О-Рин, не обращая внимания, вытащила из глубины полутёмного шкафа пять или шесть скрученных вещей из красной английской фланели, охапкой отнесла их в кухню и положила в ведро для стирки.
— Стирать будете?
— Не твоё дело, ты мужчина, знай себе смотри да молчи.
— Отчего вы не велите Ёсико самой постирать, это же её бельё?
— Отстань, я только замочу, она увидит и сама постирает.
— Ерунда, она никогда ничего не видит.
Мать, конечно, только так говорит, она явно будет всё стирать сама. Сёдзо совсем расстроился. Даже не переодевшись, прямо в рабочей куртке, он обулся, сел на велосипед и выехал на улицу.

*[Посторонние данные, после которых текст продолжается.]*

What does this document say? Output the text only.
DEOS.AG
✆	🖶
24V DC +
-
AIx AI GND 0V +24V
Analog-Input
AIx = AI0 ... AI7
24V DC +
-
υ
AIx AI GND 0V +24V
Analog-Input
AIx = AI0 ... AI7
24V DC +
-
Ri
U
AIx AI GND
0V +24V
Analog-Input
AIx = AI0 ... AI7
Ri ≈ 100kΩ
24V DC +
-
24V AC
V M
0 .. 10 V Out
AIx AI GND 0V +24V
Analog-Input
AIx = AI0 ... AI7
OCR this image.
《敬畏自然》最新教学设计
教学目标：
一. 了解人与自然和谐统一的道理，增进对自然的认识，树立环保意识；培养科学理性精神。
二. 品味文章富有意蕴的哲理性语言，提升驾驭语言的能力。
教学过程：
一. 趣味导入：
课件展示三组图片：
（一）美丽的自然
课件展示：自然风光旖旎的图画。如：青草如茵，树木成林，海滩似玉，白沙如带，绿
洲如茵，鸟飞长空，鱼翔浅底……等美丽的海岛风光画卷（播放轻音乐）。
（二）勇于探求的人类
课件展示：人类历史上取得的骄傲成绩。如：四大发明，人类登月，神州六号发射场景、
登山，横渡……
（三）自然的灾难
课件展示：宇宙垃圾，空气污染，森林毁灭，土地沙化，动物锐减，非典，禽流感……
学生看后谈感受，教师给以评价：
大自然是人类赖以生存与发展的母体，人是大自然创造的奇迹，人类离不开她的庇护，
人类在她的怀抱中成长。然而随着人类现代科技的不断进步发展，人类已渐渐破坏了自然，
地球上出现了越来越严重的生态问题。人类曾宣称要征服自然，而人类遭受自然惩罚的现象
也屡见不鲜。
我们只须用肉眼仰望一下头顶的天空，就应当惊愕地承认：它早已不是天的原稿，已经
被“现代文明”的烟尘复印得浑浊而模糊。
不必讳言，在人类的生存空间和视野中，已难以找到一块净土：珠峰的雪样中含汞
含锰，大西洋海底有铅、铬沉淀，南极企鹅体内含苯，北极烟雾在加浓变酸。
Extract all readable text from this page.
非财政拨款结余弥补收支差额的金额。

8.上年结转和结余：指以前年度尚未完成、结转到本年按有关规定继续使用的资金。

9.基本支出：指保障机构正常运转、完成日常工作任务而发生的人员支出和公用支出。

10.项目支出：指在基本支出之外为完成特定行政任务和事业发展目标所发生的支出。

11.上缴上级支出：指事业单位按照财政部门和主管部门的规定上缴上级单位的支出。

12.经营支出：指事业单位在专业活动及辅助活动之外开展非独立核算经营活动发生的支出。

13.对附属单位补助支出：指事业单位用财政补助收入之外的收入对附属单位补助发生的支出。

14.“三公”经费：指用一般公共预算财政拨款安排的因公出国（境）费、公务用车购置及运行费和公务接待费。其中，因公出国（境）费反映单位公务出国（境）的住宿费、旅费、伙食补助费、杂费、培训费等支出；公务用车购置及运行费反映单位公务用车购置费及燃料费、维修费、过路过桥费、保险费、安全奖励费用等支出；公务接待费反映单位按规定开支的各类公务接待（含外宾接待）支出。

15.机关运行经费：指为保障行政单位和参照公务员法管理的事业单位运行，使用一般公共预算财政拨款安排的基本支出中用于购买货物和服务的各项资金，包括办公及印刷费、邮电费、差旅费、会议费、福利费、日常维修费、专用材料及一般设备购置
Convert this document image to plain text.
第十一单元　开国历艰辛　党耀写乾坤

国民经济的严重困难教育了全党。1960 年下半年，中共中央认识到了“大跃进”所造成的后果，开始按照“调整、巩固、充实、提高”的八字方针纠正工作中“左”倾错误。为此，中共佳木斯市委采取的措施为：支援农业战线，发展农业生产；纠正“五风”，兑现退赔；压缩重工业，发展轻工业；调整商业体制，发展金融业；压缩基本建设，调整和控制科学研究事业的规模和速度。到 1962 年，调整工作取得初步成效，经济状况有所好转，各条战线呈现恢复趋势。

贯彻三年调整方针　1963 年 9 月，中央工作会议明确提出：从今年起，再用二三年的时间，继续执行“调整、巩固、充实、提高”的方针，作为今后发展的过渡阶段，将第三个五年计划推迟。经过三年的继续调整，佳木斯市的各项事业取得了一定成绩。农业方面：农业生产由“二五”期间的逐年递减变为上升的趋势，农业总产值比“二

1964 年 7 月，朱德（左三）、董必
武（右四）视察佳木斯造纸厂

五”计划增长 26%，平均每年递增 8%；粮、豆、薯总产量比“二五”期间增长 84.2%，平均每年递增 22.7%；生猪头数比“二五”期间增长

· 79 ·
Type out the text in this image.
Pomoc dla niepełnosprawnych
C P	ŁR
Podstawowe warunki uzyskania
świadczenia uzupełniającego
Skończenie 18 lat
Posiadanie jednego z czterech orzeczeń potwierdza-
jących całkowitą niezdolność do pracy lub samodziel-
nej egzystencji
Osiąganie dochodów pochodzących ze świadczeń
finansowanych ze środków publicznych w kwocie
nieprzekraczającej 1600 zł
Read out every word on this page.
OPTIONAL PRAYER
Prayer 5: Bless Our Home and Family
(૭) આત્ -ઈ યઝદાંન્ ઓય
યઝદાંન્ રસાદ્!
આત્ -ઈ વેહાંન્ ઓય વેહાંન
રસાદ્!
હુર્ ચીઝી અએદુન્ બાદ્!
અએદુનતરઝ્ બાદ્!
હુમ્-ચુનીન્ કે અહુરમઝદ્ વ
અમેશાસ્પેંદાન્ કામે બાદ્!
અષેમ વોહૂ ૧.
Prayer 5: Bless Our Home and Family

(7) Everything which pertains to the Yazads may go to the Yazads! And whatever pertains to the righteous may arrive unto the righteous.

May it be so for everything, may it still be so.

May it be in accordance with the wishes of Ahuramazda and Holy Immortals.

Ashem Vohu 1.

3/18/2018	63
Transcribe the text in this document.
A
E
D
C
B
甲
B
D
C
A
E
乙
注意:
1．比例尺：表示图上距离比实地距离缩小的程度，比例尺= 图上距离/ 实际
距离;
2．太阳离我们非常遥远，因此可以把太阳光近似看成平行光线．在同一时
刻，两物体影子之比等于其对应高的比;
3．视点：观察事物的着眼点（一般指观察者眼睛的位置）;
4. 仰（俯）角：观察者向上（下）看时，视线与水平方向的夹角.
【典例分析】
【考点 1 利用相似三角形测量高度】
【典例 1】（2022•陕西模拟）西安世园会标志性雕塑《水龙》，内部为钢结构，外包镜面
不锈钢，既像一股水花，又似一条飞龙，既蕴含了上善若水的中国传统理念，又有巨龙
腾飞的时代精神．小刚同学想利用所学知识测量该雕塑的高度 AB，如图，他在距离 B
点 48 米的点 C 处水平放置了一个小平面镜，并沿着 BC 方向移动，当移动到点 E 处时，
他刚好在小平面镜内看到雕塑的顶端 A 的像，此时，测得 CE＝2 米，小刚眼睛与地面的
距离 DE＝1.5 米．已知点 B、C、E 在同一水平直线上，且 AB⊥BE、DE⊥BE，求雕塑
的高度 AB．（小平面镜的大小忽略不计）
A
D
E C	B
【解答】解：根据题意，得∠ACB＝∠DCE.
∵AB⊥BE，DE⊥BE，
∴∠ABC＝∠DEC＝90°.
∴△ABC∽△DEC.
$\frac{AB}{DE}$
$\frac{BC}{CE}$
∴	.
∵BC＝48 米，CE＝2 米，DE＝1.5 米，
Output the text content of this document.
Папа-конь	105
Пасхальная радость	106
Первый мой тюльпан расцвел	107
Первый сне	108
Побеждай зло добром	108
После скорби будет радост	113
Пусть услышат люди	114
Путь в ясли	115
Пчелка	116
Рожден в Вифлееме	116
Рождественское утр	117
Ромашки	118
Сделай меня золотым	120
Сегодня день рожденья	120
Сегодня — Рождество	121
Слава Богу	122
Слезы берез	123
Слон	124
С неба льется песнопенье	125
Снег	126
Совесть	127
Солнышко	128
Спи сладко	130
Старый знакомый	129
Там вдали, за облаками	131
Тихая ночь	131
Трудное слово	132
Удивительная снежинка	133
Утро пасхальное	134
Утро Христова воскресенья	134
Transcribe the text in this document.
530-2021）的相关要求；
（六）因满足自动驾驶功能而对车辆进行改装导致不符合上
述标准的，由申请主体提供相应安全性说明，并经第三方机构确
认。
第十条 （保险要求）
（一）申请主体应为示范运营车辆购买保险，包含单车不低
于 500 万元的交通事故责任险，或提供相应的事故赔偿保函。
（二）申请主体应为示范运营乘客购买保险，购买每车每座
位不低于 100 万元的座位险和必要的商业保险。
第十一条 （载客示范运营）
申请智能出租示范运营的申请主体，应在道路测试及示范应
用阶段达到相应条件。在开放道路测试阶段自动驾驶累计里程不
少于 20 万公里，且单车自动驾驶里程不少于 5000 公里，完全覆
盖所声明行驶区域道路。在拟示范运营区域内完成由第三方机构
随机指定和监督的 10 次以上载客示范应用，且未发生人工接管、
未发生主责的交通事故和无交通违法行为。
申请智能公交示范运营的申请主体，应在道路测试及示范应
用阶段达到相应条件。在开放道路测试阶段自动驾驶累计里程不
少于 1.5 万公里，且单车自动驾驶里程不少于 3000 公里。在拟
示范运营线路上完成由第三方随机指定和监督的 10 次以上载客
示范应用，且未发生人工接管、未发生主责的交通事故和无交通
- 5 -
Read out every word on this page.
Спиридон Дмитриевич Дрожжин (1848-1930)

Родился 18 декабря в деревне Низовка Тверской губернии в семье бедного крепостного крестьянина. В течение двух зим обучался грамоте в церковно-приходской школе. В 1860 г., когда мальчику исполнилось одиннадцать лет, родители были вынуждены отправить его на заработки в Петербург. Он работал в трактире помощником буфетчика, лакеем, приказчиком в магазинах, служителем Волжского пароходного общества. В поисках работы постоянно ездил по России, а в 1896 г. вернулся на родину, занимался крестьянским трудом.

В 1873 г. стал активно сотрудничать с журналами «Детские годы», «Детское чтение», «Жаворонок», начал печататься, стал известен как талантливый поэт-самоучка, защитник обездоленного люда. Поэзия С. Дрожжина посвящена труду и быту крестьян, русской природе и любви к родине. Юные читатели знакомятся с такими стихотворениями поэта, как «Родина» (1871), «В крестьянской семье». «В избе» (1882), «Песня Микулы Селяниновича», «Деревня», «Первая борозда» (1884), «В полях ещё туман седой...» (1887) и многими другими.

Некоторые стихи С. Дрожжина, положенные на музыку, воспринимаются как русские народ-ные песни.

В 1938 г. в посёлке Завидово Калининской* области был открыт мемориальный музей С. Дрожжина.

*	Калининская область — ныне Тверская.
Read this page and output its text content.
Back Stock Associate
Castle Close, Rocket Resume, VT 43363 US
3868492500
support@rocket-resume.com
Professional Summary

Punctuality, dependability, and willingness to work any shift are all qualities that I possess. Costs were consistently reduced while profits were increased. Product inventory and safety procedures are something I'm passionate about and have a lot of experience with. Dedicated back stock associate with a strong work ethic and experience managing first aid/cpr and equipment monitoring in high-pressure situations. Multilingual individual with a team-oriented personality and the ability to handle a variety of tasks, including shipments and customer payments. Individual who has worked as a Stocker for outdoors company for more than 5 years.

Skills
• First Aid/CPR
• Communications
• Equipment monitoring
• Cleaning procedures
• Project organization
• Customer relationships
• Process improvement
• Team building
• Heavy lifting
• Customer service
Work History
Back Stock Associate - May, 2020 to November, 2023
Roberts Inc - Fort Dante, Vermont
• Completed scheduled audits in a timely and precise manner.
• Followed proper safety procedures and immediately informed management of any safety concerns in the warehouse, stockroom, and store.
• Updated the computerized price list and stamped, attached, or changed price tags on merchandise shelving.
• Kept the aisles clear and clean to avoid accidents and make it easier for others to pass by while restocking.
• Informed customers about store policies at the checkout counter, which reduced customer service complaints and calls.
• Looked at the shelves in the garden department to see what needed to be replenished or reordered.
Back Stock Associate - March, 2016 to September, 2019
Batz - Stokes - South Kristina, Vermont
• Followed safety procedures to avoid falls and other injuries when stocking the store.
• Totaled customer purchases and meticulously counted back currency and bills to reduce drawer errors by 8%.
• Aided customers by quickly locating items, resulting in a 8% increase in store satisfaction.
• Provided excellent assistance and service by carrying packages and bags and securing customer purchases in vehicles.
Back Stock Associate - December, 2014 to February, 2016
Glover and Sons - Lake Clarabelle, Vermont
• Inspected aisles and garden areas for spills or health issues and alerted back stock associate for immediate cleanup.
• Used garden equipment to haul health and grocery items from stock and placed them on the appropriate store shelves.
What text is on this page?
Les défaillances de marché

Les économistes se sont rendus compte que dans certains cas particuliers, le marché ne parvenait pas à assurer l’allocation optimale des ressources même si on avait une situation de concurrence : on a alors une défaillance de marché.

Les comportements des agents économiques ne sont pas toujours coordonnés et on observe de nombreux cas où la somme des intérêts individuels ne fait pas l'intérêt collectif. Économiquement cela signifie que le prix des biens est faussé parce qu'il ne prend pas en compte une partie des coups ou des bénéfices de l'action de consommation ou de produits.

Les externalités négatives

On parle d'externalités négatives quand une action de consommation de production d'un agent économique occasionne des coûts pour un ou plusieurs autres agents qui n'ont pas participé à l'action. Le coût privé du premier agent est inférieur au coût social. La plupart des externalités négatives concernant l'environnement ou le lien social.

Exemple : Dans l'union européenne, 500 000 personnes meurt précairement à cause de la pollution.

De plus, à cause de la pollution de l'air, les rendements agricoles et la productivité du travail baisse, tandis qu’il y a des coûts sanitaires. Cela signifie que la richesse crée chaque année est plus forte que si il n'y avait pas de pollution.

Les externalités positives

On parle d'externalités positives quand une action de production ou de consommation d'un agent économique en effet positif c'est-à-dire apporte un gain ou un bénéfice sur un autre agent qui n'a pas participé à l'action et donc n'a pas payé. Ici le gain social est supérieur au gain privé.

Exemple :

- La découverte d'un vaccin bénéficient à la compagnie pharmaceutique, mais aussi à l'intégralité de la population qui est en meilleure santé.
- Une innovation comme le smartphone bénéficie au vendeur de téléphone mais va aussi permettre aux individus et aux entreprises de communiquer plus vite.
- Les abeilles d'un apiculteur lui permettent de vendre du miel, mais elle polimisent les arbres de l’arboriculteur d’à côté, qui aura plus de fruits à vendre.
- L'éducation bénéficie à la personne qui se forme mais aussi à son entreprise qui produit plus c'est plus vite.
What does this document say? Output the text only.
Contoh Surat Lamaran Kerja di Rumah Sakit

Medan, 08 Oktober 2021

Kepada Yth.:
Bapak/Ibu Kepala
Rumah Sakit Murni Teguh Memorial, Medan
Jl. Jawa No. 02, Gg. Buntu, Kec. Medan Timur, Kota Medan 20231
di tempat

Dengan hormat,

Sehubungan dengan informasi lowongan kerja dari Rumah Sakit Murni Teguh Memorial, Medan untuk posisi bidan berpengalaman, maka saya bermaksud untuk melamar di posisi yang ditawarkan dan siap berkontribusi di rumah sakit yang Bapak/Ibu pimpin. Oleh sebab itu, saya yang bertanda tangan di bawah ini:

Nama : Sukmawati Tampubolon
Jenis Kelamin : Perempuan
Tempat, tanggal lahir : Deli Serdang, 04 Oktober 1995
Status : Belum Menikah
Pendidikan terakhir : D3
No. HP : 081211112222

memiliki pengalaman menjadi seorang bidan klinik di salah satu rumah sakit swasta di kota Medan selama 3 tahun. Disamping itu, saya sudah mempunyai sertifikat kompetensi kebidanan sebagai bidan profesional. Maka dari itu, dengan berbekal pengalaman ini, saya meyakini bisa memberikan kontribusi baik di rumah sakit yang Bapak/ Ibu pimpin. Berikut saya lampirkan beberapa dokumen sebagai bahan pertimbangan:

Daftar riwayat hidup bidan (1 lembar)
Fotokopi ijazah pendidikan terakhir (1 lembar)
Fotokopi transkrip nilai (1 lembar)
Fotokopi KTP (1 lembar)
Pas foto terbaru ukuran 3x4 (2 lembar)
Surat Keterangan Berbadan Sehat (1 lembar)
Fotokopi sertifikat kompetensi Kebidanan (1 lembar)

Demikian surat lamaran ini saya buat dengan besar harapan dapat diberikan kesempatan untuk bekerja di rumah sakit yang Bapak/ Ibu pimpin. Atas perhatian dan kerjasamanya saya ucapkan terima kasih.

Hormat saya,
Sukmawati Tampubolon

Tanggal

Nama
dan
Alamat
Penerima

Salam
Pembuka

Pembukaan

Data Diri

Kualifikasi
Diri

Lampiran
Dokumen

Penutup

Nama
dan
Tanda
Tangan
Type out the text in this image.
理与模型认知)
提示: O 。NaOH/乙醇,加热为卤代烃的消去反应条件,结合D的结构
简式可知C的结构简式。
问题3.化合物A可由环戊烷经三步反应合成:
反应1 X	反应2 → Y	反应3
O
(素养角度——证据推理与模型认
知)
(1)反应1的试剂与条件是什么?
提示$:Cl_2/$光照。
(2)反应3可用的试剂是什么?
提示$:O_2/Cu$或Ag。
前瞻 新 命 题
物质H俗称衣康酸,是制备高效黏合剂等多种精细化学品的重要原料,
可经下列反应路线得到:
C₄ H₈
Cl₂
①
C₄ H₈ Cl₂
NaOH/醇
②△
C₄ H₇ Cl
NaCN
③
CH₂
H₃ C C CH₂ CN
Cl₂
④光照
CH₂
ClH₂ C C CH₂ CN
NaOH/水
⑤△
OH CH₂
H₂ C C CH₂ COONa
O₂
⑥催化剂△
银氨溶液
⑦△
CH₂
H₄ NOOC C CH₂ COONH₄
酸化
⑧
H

Он действительно собирался сходить поиграть в бильярд, но история с бельём вконец испортила ему настроение. Чёрт с ним, с бильярдом, подумал он и поехал куда глаза глядят, в полном расстройстве чувств трезвоня звонком.
Пешеходная дорожка вдоль реки Асиягава вывела его прямо на новую магистраль; переехав через мост, он повернул в сторону Кобе. Ещё не было пяти, но осеннее солнце опустилось уже совсем низко и светило почти параллельно прямой, как стрела, магистрали. В красных лучах заката сновали мимо люди и машины, за ними тянулись невиданно длинные тени. Низко наклонив голову, чтобы не ослепнуть от блеска асфальта, сверкавшего как сталь, Сёдзо проехал мимо рынка, приблизился к остановке автобуса, но тут заметил, что за линией электрички, у ограды больницы установил свои козлы Цукамото. Тот всецело ушёл в починку татами. Мгновенно оживившись, Сёдзо подъехал к нему и окликнул:
— Как работается?
— A-а, — отозвался Цукамото, не отрываясь от иглы: надо было закончить работу до темноты. — Куда это ты направился?
— Да так, никуда. Просто решил проехаться.
— У тебя дело ко мне?
— Нет-нет, — неуверенно ответил Сёдзо, волей-неволей изобразив некоторое смутное подобие улыбки. — Так, проезжал, дай, думаю, окликну…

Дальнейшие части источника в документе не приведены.